Будто под влиянием от увиденного, и во мне самом что-то изменилось. Если в самом начале спектакля я чувствовал радость, искренне сопереживая происходившему, то, сейчас, мною овладевала тревога. Последняя сцена, олицетворившая собой течение моей школьной жизни, оказалась самой болезненной – я был разочарован увиденным, и в голове сразу же всплыли слова мальчика: «Вы захотели забыть меня. Забыть все, что напоминало Вам о прошлой жизни, и об испытанном Вами разочаровании».

Неужели, он говорил именно об этом?

Спектакль, между тем, продолжался в прежнем ритме. В какой-то момент я ощутил себя застрявшим в цикличной последовательности воспоминаний, прерываемой лишь морганием прожектора – свет гас, пролетали секунды, проведённые в темноте, и луч выхватывал на сцене очередной эпизод. Из месяца в месяц, из года в год, двигаясь вместе со спектаклем по следам прошлого, я возрождал в памяти историю былых времен: школьные годы, поступление в университет, студенческая пора зубрежек и спортивных соревнований, увлечение искусством – в каждом из этих отрезков жизненного пути находились дорогие сердцу события, о которых я успел позабыть, но, которые, получив свое отражение на античной сцене, возрождали память о себе. И тогда, словно по цепочке, пробуждались и другие, более дремучие образы. Медленно, я восполнял пробелы памяти, заново переживая всю свою жизнь.

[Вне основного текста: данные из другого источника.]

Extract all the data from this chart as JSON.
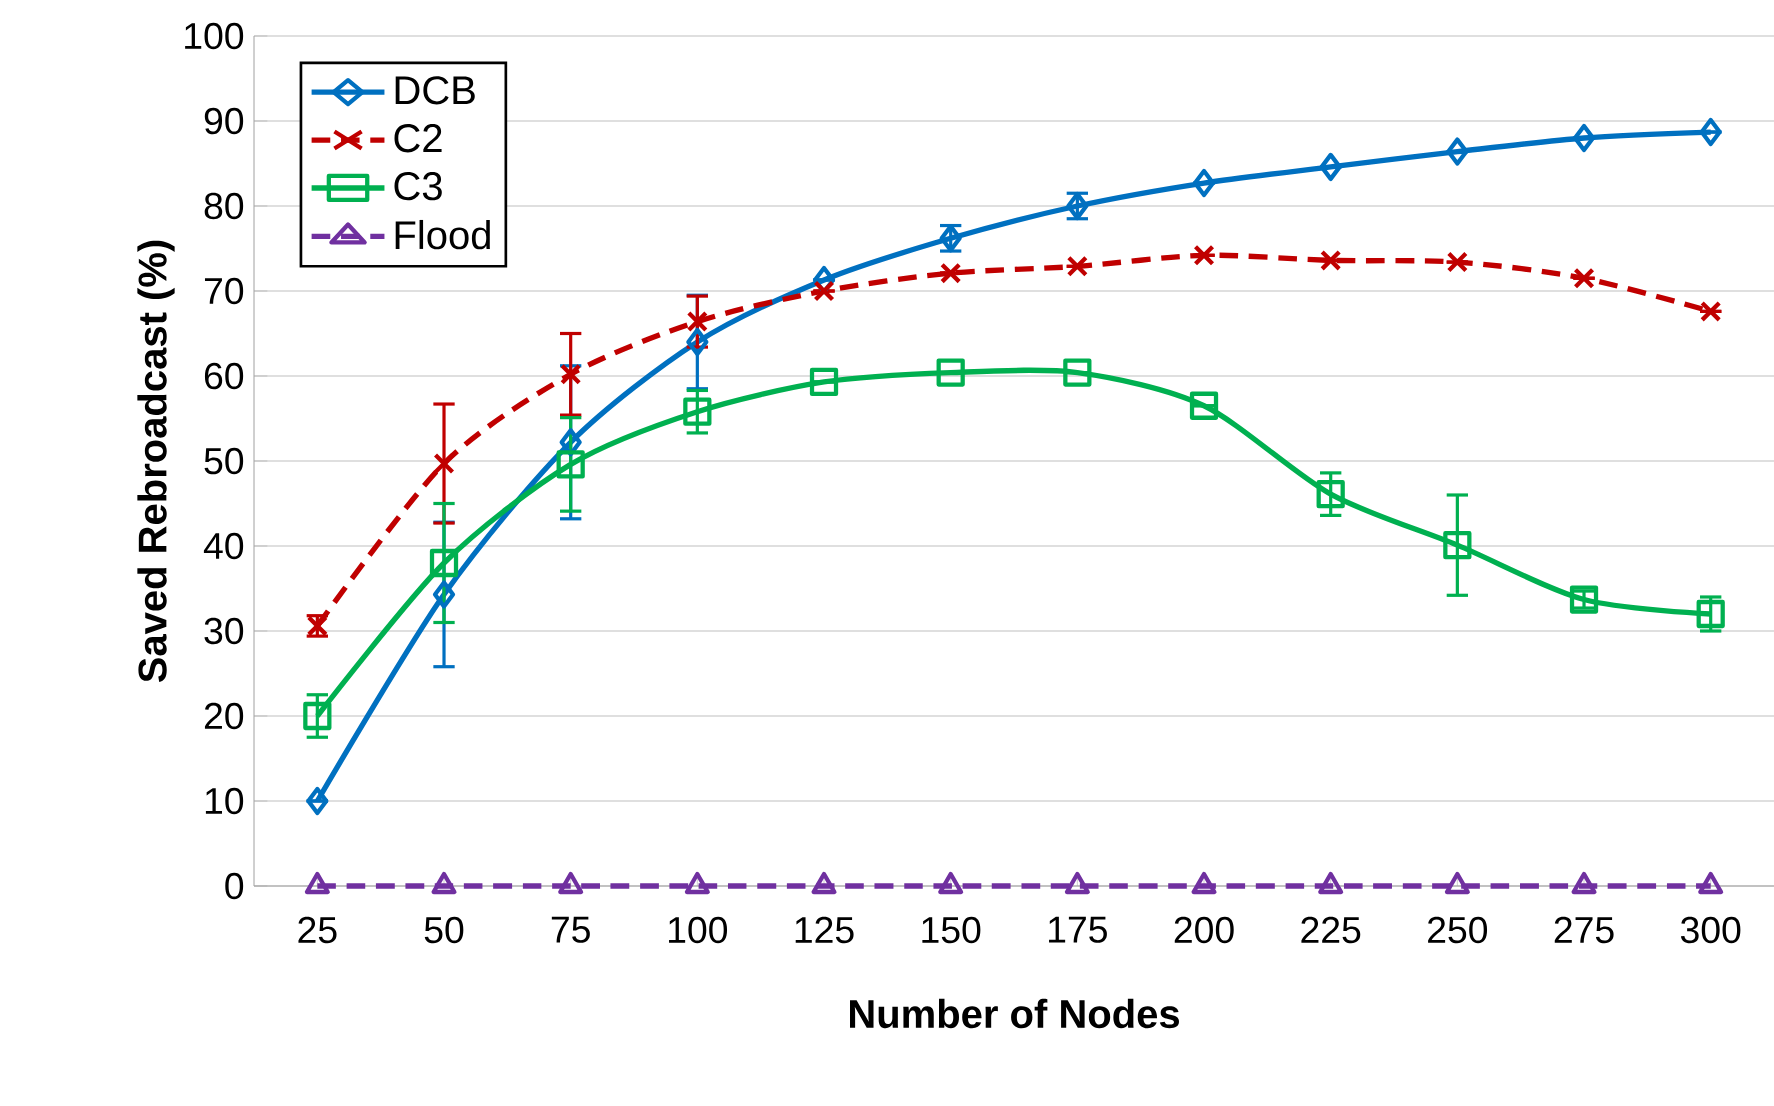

И несмотря на безрадостность всех последующих воспоминаний, лишь усиливающих чувство печали, я оставался доволен таким развитием событий.Смутно я осознавал, что в конце этого загадочного представления смогу наконец понять, где конкретно допустил ошибку в собственных поисках. Ради этого мне хватит сил перенести любые испытания.

Поглощенный подобными размышлениями, я не сразу заметил, что спектакль прервался – в след за очередным погружением во мрак привычной вспышки прожектора не последовало. Минута за минутой, я продолжал сидеть в кромешной темноте, сжимая руками собственные колени и напряженно всматриваюсь туда, где должна была быть сцена, в отчаянной попытке увидеть хоть что-то значимое. До моих ушей не доносилось ни единого звука – казалось, что даже сердце, замерев в ожидании, перестало биться, и время вокруг замерло…

Наверное, именно поэтому слова, донёсшиеся до меня откуда-то из глубин театра, были подобны грому среди ясного неба:

– Наконец-то все в сборе, – приятный голос с нескрываемыми нотками радости, явно принадлежавший молодой девушке, был полон очаровательной женственности.

– Приятно познакомиться! – несколько других голосов, мужских и женских, вперемешку приветствовали друг друга, следом обменявшись и другими фразами, смысл которых я не разобрал.

В зале все еще было темно, поэтому я не смог определить, откуда доносятся голоса. Но, зажмурившись, представил, что вижу говоривших на сцене. Вижу их лица, и ту радость, что они испытывают.

– А я уже не верила, что мы сможем вот так собраться, – снова прозвучал радостный женский голос, – сколько раз пытались это сделать и всегда безрезультатно.

– Все хорошо, что хорошо кончается, – в разговор вступила ещё одна девушка. В её словах чувствовалась едва уловимая самоуверенность, присущая людям с сильным характером.

Услышав её, такой спокойный, но твердый голос, я почувствовал странную теплоту в сердце. Будто бы в очередной раз вспомнил что-то очень важное. Неужели, я был знаком с этой девушкой?

– Согласна. Давайте тогда сразу приступим к делу! – веселая девушка продолжила с той же нежно-радостной интонацией. – Думаю, у всех нас есть ограничения по времени, так что не будем терять его даром.

– Мне кажется, для начала стоит определиться с вопросами, в которых вы сможете нам помочь, – впервые из темноты прозвучал мужской голос – его обладатель говорил густым басом с легкой хрипотцой. – У нас есть несколько тем для культурного фестиваля, в которых возникли загвоздки. В частности, по предстоящей в манеже выставке авангардистов.

– Как удачно! – веселая девушка с ещё большей радостью подхватила слова говорившего. – Ты же без ума от сумасшедших авангардистов и, как никто, разбираешься в этом направлении. А значит, мы запросто сможем им помочь.

Произнося это, она несколько раз сменила интонацию, видимо обращаясь к разным людям, из-за чего мне было сложно понять, какая часть фразы к кому относится.